Brisez la barrière de la peur et prenez la défense de la Palestine

Mark Muhannad Ayyash, le 11 mai 2021

Dire que la question palestinienne est “complexe” n’est pas une raison pour ne pas s’exprimer contre les crimes d’Israël.

[Reuters/Ammar Awad]

Ceux qui travaillent sur les mouvements sociaux, la désobéissance civile, les luttes de libération et les révolutions savent depuis longtemps que la peur est un des plus grands obstacles à surmonter. Pour les opprimés aller de l’inaction à l’action impose de briser cette barrière. 

Dans des cas extrêmes, comme celui des Palestiniens vivant sous le colonialisme de peuplement israélien, la peur est basée sur des expériences vécues de torture, d’emprisonnement, de mutilations et d’assassinat, d’humiliation et de déshumanisation quotidiennes, de perte de revenu, de moyens de subsistance, de maisons, de dignité, de liberté et de droits. 

Ces derniers jours, le peuple palestinien colonisé dans l’ensemble de la Palestine a montré au monde, et ce n’est ni la première fois ni la dernière, la profondeur de son courage, impressionnant face à cette peur. 

Pendant des décennies, cet État de garnison, comme  Hamid Dabashi le décrit fort à propos, appuyé sur son appareil massif de violence des colons et de ses civils armés, a créé et construit cet état de peur dans la vie quotidienne des Palestiniens. 

J’ai vécu une enfance relativement privilégiée en Palestine, mais tout de même, je suis familier de cette peur qu’on apprend, non seulement en assistant à ou en faisant l’expérience de la violence, mais en vivant des journées qui semblent ordinaires, dénuées d’événements particuliers. 

Enfant dans les années 1990, j’ai fréquenté l’école des Frères dans la vieille ville d’al-Quds (Jérusalem).

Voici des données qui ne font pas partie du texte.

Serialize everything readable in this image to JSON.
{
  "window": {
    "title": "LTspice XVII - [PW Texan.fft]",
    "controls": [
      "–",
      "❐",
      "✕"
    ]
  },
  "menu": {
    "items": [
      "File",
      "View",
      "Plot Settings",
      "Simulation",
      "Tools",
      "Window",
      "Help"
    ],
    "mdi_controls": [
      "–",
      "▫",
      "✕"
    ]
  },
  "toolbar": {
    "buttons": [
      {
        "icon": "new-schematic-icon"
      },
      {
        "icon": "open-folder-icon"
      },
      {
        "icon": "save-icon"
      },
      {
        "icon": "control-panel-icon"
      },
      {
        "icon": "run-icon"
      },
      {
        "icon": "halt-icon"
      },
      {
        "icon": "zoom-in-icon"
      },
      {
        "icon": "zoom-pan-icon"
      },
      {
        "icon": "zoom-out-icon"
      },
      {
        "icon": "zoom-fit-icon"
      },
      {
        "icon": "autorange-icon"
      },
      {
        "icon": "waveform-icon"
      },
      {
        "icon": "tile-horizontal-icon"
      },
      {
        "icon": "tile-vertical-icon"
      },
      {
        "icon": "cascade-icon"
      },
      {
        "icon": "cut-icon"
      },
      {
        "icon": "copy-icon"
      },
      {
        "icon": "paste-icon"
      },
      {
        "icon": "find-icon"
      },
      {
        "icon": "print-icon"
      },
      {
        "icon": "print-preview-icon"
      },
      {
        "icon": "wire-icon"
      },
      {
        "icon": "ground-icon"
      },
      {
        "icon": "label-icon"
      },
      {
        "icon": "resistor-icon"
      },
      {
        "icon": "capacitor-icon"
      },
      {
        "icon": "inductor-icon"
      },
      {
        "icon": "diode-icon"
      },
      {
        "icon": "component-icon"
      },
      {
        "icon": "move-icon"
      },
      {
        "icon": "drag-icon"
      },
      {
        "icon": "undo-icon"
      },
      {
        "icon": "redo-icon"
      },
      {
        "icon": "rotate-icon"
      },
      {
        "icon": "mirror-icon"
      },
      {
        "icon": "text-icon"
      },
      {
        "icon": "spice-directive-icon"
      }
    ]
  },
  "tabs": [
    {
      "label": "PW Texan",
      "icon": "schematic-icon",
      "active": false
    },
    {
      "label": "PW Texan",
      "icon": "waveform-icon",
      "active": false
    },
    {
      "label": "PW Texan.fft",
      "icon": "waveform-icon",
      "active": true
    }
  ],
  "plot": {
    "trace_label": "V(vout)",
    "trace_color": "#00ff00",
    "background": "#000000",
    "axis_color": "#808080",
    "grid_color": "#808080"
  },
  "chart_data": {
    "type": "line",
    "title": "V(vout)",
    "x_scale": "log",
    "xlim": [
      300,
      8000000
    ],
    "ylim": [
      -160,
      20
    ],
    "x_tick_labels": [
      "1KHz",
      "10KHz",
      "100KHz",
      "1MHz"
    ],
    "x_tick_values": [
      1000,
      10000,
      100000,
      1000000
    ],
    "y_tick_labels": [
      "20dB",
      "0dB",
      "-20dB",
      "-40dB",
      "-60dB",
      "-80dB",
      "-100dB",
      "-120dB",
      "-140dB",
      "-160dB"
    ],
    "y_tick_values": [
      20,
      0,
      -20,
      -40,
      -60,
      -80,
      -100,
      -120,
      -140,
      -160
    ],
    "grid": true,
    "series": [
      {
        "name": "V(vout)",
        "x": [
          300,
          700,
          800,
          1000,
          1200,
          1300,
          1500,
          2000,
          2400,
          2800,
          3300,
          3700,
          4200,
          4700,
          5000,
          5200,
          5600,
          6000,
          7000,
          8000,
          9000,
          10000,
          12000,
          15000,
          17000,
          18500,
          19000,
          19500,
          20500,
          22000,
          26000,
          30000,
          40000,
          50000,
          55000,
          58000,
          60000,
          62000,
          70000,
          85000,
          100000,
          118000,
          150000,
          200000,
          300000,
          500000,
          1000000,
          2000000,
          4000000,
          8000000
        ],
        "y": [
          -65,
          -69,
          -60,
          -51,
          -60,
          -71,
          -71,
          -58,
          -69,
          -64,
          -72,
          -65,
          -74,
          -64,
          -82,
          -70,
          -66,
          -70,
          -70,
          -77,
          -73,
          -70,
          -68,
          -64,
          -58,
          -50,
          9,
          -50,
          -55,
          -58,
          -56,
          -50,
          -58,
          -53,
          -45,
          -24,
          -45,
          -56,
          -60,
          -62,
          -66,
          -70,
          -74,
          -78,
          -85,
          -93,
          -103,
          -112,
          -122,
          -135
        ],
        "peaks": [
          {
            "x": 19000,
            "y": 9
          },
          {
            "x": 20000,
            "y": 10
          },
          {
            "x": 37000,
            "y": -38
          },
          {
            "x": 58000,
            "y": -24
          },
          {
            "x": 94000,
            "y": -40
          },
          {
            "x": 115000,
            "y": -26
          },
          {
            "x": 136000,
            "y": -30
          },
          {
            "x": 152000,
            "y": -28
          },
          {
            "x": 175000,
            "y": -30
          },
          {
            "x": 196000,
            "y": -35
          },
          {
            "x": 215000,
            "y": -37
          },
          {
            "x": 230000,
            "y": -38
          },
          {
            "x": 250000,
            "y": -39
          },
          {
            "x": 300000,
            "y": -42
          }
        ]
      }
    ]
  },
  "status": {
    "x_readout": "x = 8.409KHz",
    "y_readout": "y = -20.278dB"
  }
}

Pendant les pauses, nous pouvions voir des soldats armés patrouiller en haut des murs de la ville, nous regardant de haut, comme ceux qui se voient comme supérieurs abaissent leur regard sur des animaux en cage. Et lorsque nous quittions l’école et marchions dans les rues el-Balad et el-Qadeemeh (de la vieille ville), nous nous trouvions régulièrement face à des civils israéliens armés marchant avec leurs armes au vu et au su de tout le monde, affirmant leur suprématie, nous rappelant que nous ne devions pas les regarder de travers. 

Tandis que nous marchions, la conversation entre nous, enfants, venait souvent sur des histoires que nous entendions sur les méthodes de torture utilisées par les Israéliens, un ami ou un parent battu après avoir été pris par les soldats israéliens, un civil israélien armé poursuivant un Palestinien et lui crachant dessus, l’emprisonnement de longue durée et la souffrance de parents et d’amis. Voilà simplement la toile de fond – et c’en est une relativement bénigne, dans l’ordinaire des Palestiniens, et les choses semblent certainement pires aujourd’hui qu’elles ne l’étaient dans ce temps-là.

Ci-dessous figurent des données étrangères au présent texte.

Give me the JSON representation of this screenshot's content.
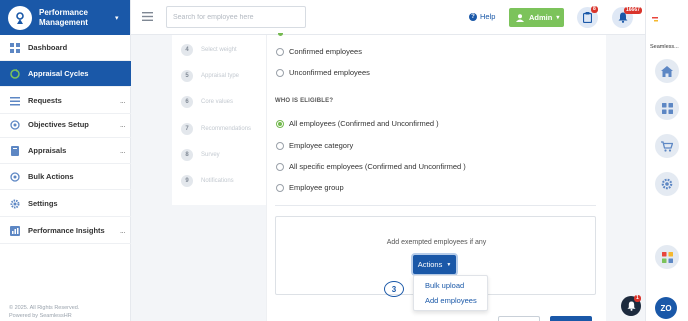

Quoi qu’il en soit, ces jours et ces histoires se superposent les uns aux autres, tout au long de l’expérience d’actes et d’événements violents, en construisant et instillant chez les Palestiniens un état de peur que nous portons avec nous partout où nous allons. 

Cette barrière de peur a été instillée en moi dès le moment où, enfant, je suis devenu conscient du monde. Et bien que je la surmonte par moments, elle ne disparaît jamais. Même après avoir immigré au Canada, après avoir connu le goût de la liberté, jouissant d’une citoyenneté pour la première fois de ma vie, me sentant en quelque sorte protégé par une structure étatique (un très mauvais sentiment de protection), cette peur ne me quitte jamais. Il ne m’a pas fallu beaucoup de temps pour réaliser que dans ces espaces euro-américains, je devais craindre ne serait-ce que de parler de la Palestine.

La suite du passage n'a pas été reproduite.